Department of Electrical and Computer Engineering, University of Puerto Rico, Mayaguez, PR 00681, USA.
NASA Glenn Research Center, 21000 Brookpark Rd, Cleveland, OH 44135, USA.
Sensors (Basel). 2022 Feb 18;22(4):1623. doi: 10.3390/s22041623.
Hyperspectral remote sensing has tremendous potential for monitoring land cover and water bodies from the rich spatial and spectral information contained in the images. It is a time and resource consuming task to obtain groundtruth data for these images by field sampling. A semi-supervised method for labeling and classification of hyperspectral images is presented. The unsupervised stage consists of image enhancement by feature extraction, followed by clustering for labeling and generating the groundtruth image. The supervised stage for classification consists of a preprocessing stage involving normalization, computation of principal components, and feature extraction. An ensemble of machine learning models takes the extracted features and groundtruth data from the unsupervised stage as input and a decision block then combines the output of the machines to label the image based on majority voting. The ensemble of machine learning methods includes support vector machines, gradient boosting, Gaussian classifier, and linear perceptron. Overall, the gradient boosting method gives the best performance for supervised classification of hyperspectral images. The presented ensemble method is useful for generating labeled data for hyperspectral images that do not have groundtruth information. It gives an overall accuracy of 93.74% for the Jasper hyperspectral image, 100% accuracy for the HSI2 Lake Erie images, and 99.92% for the classification of cyanobacteria or harmful algal blooms and surface scum. The method distinguishes well between blue green algae and surface scum. The full pipeline ensemble method for classifying Lake Erie images in a cloud server runs 24 times faster than a workstation.
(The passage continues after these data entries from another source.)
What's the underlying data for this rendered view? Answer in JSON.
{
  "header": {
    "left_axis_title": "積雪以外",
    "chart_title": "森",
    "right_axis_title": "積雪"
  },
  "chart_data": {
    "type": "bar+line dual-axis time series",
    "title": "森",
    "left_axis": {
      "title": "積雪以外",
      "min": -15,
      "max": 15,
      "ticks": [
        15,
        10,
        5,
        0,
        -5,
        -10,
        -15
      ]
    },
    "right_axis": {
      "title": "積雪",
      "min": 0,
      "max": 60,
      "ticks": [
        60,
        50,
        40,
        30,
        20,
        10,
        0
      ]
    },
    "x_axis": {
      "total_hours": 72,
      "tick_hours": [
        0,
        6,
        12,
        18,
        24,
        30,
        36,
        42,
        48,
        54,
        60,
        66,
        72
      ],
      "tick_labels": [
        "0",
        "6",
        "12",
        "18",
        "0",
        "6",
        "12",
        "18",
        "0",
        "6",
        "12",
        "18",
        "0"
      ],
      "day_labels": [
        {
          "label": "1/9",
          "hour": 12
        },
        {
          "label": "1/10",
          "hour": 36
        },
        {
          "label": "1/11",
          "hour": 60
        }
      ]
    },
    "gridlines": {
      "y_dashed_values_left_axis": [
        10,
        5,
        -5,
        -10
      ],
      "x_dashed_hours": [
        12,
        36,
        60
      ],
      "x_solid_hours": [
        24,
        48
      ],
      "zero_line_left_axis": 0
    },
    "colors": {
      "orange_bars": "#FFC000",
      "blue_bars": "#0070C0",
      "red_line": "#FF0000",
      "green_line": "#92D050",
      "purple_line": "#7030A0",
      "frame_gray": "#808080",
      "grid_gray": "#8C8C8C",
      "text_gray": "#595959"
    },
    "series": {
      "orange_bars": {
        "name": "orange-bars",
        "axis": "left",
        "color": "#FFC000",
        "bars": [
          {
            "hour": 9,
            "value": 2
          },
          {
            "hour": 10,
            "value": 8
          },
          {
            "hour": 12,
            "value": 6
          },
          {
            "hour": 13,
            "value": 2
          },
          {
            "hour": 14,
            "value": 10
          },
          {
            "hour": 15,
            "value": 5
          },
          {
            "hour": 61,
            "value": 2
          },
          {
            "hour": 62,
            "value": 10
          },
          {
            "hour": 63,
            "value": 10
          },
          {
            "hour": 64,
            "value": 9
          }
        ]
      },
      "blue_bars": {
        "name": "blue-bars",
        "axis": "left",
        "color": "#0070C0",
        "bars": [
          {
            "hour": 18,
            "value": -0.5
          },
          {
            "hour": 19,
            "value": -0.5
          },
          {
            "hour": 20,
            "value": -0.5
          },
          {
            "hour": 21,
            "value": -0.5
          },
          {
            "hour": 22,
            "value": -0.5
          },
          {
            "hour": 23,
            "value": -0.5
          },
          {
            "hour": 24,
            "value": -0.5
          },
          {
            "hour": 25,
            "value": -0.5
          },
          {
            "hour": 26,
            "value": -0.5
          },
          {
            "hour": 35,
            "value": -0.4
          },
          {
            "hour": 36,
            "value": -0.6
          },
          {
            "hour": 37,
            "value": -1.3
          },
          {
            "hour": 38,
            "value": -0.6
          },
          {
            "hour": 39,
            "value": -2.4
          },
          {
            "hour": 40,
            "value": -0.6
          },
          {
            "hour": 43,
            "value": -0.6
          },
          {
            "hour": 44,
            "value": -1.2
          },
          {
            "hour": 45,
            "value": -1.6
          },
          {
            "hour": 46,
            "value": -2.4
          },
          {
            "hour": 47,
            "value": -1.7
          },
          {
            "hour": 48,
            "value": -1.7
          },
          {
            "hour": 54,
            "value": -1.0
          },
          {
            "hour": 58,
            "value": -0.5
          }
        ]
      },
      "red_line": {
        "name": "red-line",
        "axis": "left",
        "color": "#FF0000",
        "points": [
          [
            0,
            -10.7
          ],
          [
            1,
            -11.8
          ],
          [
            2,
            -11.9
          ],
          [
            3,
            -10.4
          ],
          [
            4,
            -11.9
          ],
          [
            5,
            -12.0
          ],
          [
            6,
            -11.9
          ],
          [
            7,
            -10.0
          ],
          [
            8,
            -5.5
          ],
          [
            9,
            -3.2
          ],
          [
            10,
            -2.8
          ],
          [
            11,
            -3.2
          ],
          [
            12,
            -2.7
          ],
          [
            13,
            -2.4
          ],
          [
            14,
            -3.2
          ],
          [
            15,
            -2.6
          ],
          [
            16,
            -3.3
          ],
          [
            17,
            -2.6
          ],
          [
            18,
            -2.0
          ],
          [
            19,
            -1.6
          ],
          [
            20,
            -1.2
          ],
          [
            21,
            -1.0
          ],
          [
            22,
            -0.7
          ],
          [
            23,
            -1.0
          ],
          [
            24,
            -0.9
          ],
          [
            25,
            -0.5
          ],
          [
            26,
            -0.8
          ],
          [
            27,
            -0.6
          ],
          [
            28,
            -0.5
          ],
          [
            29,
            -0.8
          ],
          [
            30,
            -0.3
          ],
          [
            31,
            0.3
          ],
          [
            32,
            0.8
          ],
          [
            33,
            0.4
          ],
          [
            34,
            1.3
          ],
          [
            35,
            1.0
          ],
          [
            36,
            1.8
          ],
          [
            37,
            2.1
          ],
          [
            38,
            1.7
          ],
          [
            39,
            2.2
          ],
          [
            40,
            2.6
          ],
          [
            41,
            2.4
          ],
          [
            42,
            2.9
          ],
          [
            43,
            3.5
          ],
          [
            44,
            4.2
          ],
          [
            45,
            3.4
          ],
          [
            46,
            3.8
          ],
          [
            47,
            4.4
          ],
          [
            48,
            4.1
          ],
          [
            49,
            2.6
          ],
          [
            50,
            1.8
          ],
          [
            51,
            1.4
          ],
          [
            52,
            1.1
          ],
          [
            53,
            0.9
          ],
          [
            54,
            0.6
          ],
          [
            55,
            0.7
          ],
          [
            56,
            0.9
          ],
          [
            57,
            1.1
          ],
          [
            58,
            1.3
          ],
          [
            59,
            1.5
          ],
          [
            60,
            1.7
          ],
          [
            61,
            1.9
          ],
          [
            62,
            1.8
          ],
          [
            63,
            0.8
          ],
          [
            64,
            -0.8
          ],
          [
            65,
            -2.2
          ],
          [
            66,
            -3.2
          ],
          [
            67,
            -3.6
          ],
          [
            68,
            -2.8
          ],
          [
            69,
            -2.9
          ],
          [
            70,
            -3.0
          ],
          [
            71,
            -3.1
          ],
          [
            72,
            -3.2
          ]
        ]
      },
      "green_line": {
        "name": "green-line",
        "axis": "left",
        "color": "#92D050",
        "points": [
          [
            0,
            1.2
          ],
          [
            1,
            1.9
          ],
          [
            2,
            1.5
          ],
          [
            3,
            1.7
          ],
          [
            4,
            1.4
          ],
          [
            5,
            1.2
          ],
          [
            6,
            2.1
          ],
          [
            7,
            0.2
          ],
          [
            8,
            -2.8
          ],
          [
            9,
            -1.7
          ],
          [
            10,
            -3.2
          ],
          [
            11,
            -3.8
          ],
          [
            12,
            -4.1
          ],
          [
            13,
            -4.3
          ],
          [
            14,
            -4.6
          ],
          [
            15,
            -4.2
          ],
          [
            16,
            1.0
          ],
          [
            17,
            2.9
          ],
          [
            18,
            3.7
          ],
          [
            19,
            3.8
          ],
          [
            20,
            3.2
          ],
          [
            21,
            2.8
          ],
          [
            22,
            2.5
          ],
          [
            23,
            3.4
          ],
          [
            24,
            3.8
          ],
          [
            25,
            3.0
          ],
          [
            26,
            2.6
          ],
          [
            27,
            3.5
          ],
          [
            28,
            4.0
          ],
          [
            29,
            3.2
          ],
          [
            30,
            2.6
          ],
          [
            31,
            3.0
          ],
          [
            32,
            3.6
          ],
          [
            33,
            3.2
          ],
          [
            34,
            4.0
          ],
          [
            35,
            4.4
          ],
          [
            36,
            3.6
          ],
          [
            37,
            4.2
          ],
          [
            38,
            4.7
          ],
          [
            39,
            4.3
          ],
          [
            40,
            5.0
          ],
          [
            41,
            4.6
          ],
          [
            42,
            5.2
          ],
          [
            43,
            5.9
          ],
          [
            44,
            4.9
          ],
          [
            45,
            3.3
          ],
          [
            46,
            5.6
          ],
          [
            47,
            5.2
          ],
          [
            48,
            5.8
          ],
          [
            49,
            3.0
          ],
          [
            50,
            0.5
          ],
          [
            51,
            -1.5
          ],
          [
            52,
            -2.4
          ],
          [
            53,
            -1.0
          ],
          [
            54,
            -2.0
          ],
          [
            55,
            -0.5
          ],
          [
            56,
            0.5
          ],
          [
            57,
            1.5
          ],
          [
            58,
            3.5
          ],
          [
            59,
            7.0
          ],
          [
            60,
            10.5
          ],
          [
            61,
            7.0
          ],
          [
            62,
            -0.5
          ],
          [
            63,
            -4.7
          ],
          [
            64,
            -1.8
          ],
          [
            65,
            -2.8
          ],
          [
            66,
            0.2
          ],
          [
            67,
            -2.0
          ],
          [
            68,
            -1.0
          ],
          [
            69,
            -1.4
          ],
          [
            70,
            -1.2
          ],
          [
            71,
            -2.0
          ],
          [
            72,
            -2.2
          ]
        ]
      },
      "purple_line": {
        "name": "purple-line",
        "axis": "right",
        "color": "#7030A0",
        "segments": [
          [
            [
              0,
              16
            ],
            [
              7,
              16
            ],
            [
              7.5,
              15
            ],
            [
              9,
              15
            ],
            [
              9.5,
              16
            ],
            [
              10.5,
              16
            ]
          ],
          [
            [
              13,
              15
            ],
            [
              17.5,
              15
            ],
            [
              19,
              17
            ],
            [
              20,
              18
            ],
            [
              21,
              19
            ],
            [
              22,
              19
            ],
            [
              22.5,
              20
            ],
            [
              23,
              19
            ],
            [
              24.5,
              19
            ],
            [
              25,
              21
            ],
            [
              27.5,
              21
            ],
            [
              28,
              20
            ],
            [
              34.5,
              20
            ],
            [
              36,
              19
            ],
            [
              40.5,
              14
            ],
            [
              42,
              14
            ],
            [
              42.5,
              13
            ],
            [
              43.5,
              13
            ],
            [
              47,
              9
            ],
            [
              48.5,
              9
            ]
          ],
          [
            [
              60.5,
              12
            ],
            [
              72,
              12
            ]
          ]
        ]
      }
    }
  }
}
高光谱遥感具有从图像中包含的丰富空间和光谱信息监测土地覆盖和水体的巨大潜力。通过野外采样获取这些图像的地面实况数据是一项耗时耗资源的任务。提出了一种用于高光谱图像标记和分类的半监督方法。无监督阶段包括通过特征提取进行图像增强,然后进行聚类以进行标记并生成地面实况图像。分类的监督阶段包括预处理阶段,涉及归一化、主成分计算和特征提取。一组机器学习模型采用无监督阶段提取的特征和地面实况数据作为输入,决策块然后结合机器的输出,根据多数投票对图像进行标记。机器学习方法的集合包括支持向量机、梯度提升、高斯分类器和线性感知机。总体而言,梯度提升方法在高光谱图像的监督分类中表现最佳。所提出的集成方法可用于生成没有地面实况信息的高光谱图像的标记数据。它为 Jasper 高光谱图像提供了 93.74%的总体准确性,为 HSI2 伊利湖图像提供了 100%的准确性,为蓝藻或有害藻类和表面浮渣的分类提供了 99.92%的准确性。该方法可以很好地区分蓝藻和表面浮渣。在云服务器中分类伊利湖图像的完整流水线集成方法比工作站快 24 倍。